Because 5-HT2A receptors sit at the crossroads of perception, emotion, and meaning, the content of an LSD experience is unusually sensitive to set and setting — the mindset and environment in which it unfolds. The same dose can open onto awe or onto fear depending on context, which is why clinical protocols invest so heavily in preparation, a supportive setting, and integration. The risks are real and worth stating plainly. LSD sharply raises the salience of everything, and a difficult passage — the “bad trip” — can be acutely distressing; the twelve-hour duration means there is no quick exit. It is contraindicated for those with personal or family histories of psychosis or bipolar I, and it modestly raises heart rate and blood pressure. A minority of people experience lingering perceptual after-effects (HPPD). And because the experience is so long and so suggestible, it should never be undertaken casually, alone, or without attention to dose, source, and safety. This article is education, not medical advice.

The Synthesis

LSD is a study in disproportion.
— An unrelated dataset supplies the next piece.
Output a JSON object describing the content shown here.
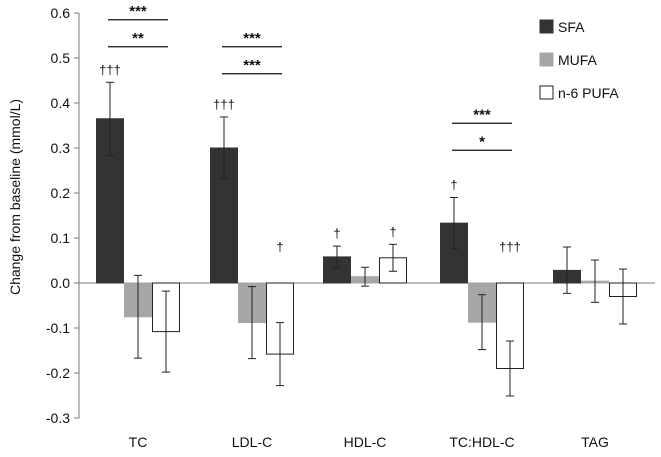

A speck too small to see opens a door that stays open for half a day, because the molecule physically locks itself into a receptor and a flap folds down to keep it there. Through that single receptor, the brain’s carefully partitioned systems dissolve into one hyper-connected whole — the visual cortex floods with meaning, the self-network comes apart, and the boundary between inner and outer thins. For decades that was a cultural story. Now it is a clinical one: blockade studies that prove the mechanism, imaging that maps the state, and trials that are, at last, testing whether the most potent psychedelic ever discovered can be turned into a medicine. The molecule Hofmann stumbled into is finally being understood on its own terms — not as a relic of the 1960s, but as one of the most revealing tools neuroscience has for asking how a brain builds a self, and what happens when it briefly stops.